At most organizations, human resource professionals conduct annual evaluations to assess employee performance. In addition, ideal evaluation systems should assist employees in their personal development and provide management data for strategic planning. Effective evaluations reward excellent performance, underscore poor performance and explain expectations.
Traditional evaluations are often done by the immediate supervisor, so assessments are subjective reports from one individual.
Depending on the size of the organization and the size of the workforce, the traditional methods provide a limited view of an employee’s efforts. Each employee often works with several superiors, subordinates and clients of the organization. The other members and clients might have a completely different evaluation of the performance of an employee. Several people providing assessments can present a more comprehensive picture of the value of an employee. 360 Degree Feedback is a process for accomplishing this goal.
Using this system, human resource departments administer employee evaluations to the entire work circle of an employee.

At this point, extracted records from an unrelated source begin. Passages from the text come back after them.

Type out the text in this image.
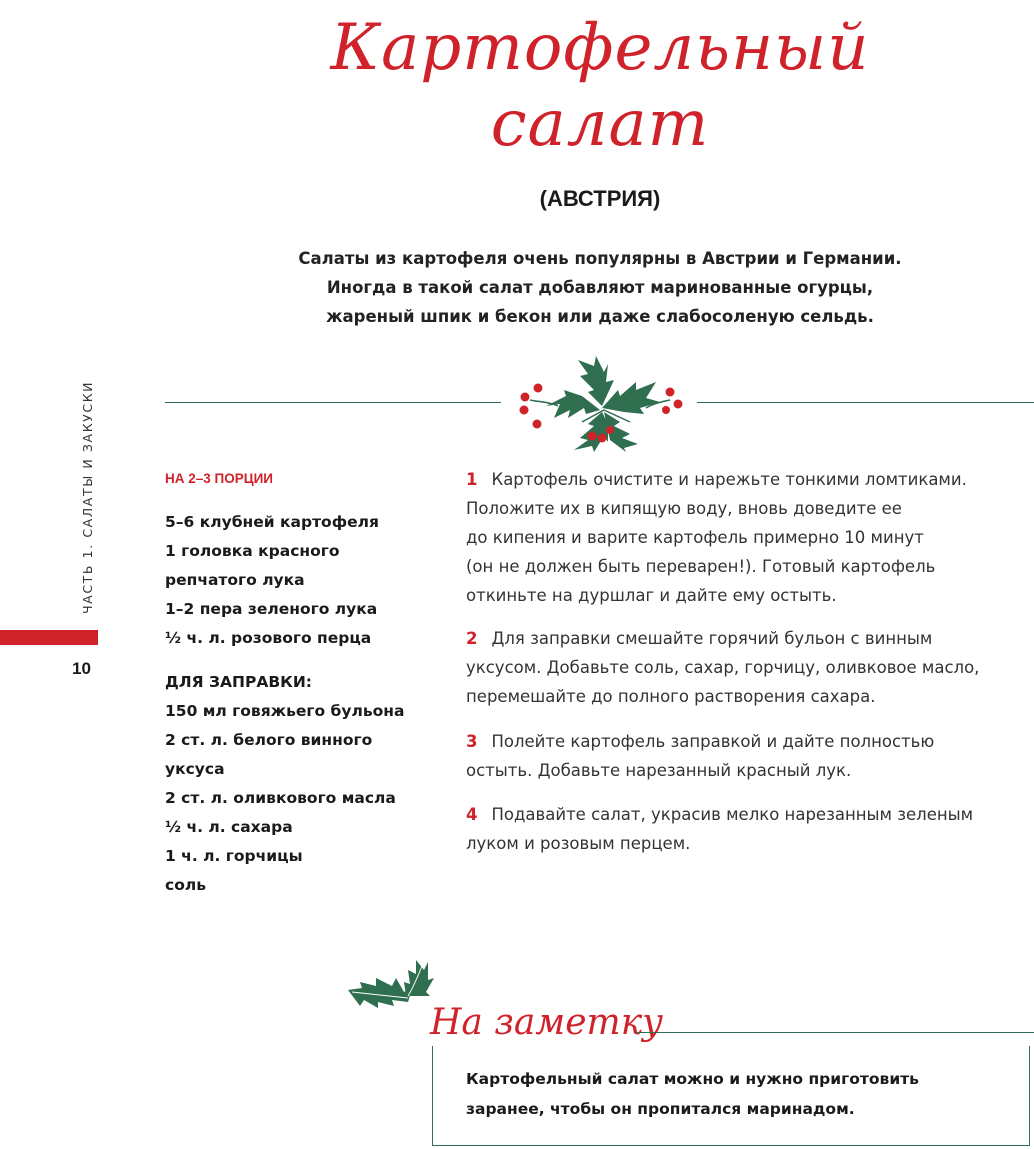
Картофельный
салат
(АВСТРИЯ)
Салаты из картофеля очень популярны в Австрии и Германии.
Иногда в такой салат добавляют маринованные огурцы,
жареный шпик и бекон или даже слабосоленую сельдь.
ЧАСТЬ 1. САЛАТЫ И ЗАКУСКИ
10
НА 2–3 ПОРЦИИ
5–6 клубней картофеля
1 головка красного
репчатого лука
1–2 пера зеленого лука
½ ч. л. розового перца
ДЛЯ ЗАПРАВКИ:
150 мл говяжьего бульона
2 ст. л. белого винного
уксуса
2 ст. л. оливкового масла
½ ч. л. сахара
1 ч. л. горчицы
соль
1 Картофель очистите и нарежьте тонкими ломтиками.
Положите их в кипящую воду, вновь доведите ее
до кипения и варите картофель примерно 10 минут
(он не должен быть переварен!). Готовый картофель
откиньте на дуршлаг и дайте ему остыть.
2 Для заправки смешайте горячий бульон с винным
уксусом. Добавьте соль, сахар, горчицу, оливковое масло,
перемешайте до полного растворения сахара.
3 Полейте картофель заправкой и дайте полностью
остыть. Добавьте нарезанный красный лук.
4 Подавайте салат, украсив мелко нарезанным зеленым
луком и розовым перцем.
На заметку
Картофельный салат можно и нужно приготовить
заранее, чтобы он пропитался маринадом.
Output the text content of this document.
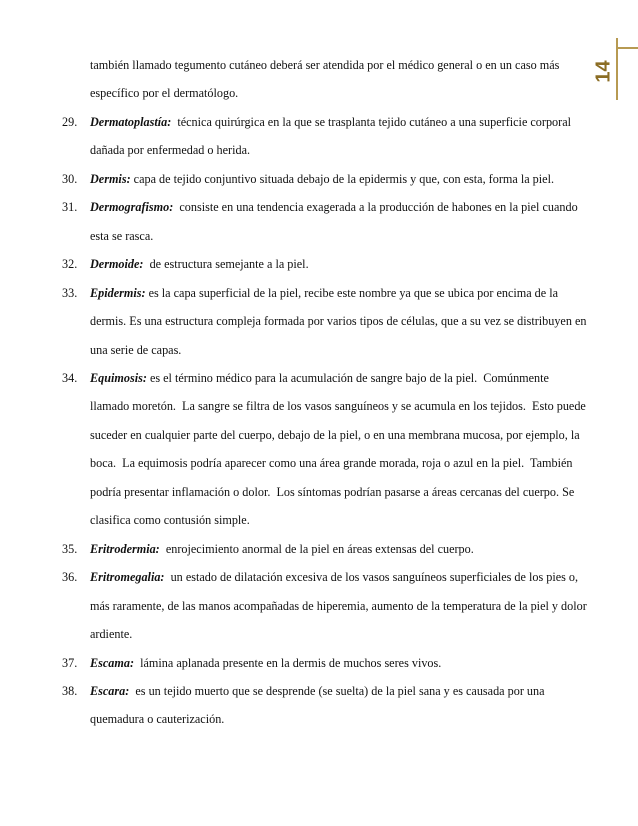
14
también llamado tegumento cutáneo deberá ser atendida por el médico general o en un caso más específico por el dermatólogo.
29. Dermatoplastía:  técnica quirúrgica en la que se trasplanta tejido cutáneo a una superficie corporal dañada por enfermedad o herida.
30. Dermis: capa de tejido conjuntivo situada debajo de la epidermis y que, con esta, forma la piel.
31. Dermografismo:  consiste en una tendencia exagerada a la producción de habones en la piel cuando esta se rasca.
32. Dermoide:  de estructura semejante a la piel.
33. Epidermis: es la capa superficial de la piel, recibe este nombre ya que se ubica por encima de la dermis. Es una estructura compleja formada por varios tipos de células, que a su vez se distribuyen en una serie de capas.
34. Equimosis: es el término médico para la acumulación de sangre bajo de la piel.  Comúnmente llamado moretón.  La sangre se filtra de los vasos sanguíneos y se acumula en los tejidos.  Esto puede suceder en cualquier parte del cuerpo, debajo de la piel, o en una membrana mucosa, por ejemplo, la boca.  La equimosis podría aparecer como una área grande morada, roja o azul en la piel.  También podría presentar inflamación o dolor.  Los síntomas podrían pasarse a áreas cercanas del cuerpo. Se clasifica como contusión simple.
35. Eritrodermia:  enrojecimiento anormal de la piel en áreas extensas del cuerpo.
36. Eritromegalia:  un estado de dilatación excesiva de los vasos sanguíneos superficiales de los pies o, más raramente, de las manos acompañadas de hiperemia, aumento de la temperatura de la piel y dolor ardiente.
37. Escama:  lámina aplanada presente en la dermis de muchos seres vivos.
38. Escara:  es un tejido muerto que se desprende (se suelta) de la piel sana y es causada por una quemadura o cauterización.
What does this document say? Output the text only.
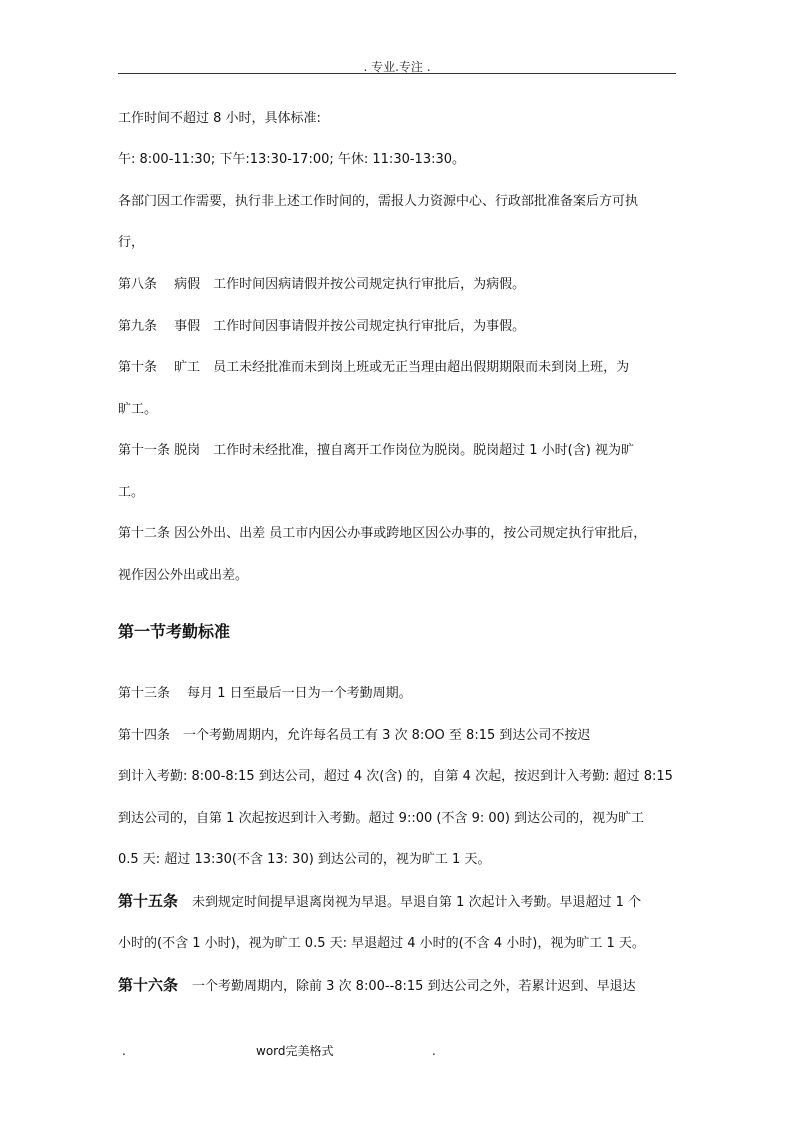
. 专业.专注 .
工作时间不超过 8 小时，具体标准:
午: 8:00-11:30; 下午:13:30-17:00; 午休: 11:30-13:30。
各部门因工作需要，执行非上述工作时间的，需报人力资源中心、行政部批准备案后方可执
行，
第八条　 病假　工作时间因病请假并按公司规定执行审批后，为病假。
第九条　 事假　工作时间因事请假并按公司规定执行审批后，为事假。
第十条　 旷工　员工未经批准而未到岗上班或无正当理由超出假期期限而未到岗上班，为
旷工。
第十一条 脱岗　工作时未经批准，擅自离开工作岗位为脱岗。脱岗超过 1 小时(含) 视为旷
工。
第十二条 因公外出、出差 员工市内因公办事或跨地区因公办事的，按公司规定执行审批后，
视作因公外出或出差。
第一节考勤标准
第十三条　 每月 1 日至最后一日为一个考勤周期。
第十四条　一个考勤周期内，允许每名员工有 3 次 8:OO 至 8:15 到达公司不按迟
到计入考勤: 8:00-8:15 到达公司，超过 4 次(含) 的，自第 4 次起，按迟到计入考勤: 超过 8:15
到达公司的，自第 1 次起按迟到计入考勤。超过 9::00 (不含 9: 00) 到达公司的，视为旷工
0.5 天: 超过 13:30(不含 13: 30) 到达公司的，视为旷工 1 天。
第十五条 未到规定时间提早退离岗视为早退。早退自第 1 次起计入考勤。早退超过 1 个
小时的(不含 1 小时)，视为旷工 0.5 天: 早退超过 4 小时的(不含 4 小时)，视为旷工 1 天。
第十六条 一个考勤周期内，除前 3 次 8:00--8:15 到达公司之外，若累计迟到、早退达
.	word完美格式	.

The assessments are anonymous, continuous and confidential. The feedback comes from the supervisor of each employee and other managers who are not directly responsible for the performance of the employee. Subordinates of the employee also submit evaluations. In addition, clients and suppliers of the organization can be involved in the evaluation depending on the duties of the employee. Moreover, the employee submits a self-evaluation as part of the process.
The purpose of the 360 Degree Feedback evaluation is controversial, and organizations use the method in different ways. For some groups, the goal of the 360 Degree Feedback evaluation remains an appraisal of the employee’s performance. As a tool for personal development, the 360 Degree Feedback evaluation provides an employee with information from different perspectives and stakeholders. The employee, through the self-evaluation, has an opportunity to assess their strengths, weaknesses and develop an improvement plan for the future.
Information collected from these evaluations is usually accompanied by information on the relationship of the evaluator to the subject employee. The evaluation results usually show the amount of time the rater has known the employee for as well as the intensity of the working relationship. Researchers have shown that the most helpful evaluations are submitted by those raters who have worked with the employee for one to three years. They have determined that this evaluation method serves to improve employee performance.
Human resource professionals usually design employee evaluations that are completely related to the job profile of each worker. The use of 360 Degree Feedback has increased substantially, and individuals in charge of the organizational evaluation system will not have to design the assessment tools for the implementation of the system. Several companies currently sell packages with assessment tools, process guides and feedback templates. For a fee, these professionals will design the tools, organize the implementation and conduct the evaluation process.